CA administration improved glucose tolerance and decreased total body fat accretion, gross energy efficiency, fasting blood glucose concentrations, and HOMA-IR in both WT mice and FGF21KO mice. The extent of the effect of CA on glucose tolerance, fasting blood glucose concentrations, and HOMA-IR was similar in both mouse strains, whereas the extent of the effect of CA on total body fat accretion and gross energy efficiency was 4.2- to 4.4-fold greater in FGF21KO mice than in WT mice. Further analyses showed that CA decreased hepatic TG concentrations in WT mice (49%) but had no effect on hepatic TG concentrations in FGF21KO mice.
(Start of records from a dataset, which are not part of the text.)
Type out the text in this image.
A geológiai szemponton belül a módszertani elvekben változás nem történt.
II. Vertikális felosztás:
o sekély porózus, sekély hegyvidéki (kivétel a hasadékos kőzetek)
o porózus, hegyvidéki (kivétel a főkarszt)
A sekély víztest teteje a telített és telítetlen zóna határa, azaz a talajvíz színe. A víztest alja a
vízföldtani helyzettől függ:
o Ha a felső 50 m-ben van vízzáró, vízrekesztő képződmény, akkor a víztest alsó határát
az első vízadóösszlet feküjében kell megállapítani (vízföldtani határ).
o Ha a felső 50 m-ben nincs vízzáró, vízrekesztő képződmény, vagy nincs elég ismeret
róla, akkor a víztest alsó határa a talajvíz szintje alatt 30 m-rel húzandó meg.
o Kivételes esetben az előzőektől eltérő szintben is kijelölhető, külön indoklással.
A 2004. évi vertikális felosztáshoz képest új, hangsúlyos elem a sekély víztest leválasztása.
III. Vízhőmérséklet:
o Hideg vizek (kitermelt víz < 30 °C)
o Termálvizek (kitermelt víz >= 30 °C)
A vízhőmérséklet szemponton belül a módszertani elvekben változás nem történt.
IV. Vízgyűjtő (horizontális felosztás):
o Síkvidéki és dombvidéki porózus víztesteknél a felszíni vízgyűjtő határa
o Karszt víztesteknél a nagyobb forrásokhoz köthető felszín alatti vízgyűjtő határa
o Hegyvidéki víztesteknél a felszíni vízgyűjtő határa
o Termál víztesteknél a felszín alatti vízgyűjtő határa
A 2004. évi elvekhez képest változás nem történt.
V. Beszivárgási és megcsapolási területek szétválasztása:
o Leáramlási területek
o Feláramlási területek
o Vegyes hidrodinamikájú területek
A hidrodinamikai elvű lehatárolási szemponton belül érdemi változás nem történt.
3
CA decreased the activation state of hepatic acetyl-CoA carboxylase 1 (ACC1) and adipose tissue hormone-sensitive lipase (HSL) in WT mice but was not effective in decreasing the activation of ACC1 and HSL in FGF21KO mice.

CONCLUSIONS

FGF21 signaling is required for the beneficial effect of CA on hepatic TG accumulation in mice fed an HFD. We propose that FGF21 signaling potentiates the ability of CA to decrease the activation of ACC1 and HSL, key enzymes controlling the supply of long-chain fatty acid precursors for hepatic TG synthesis.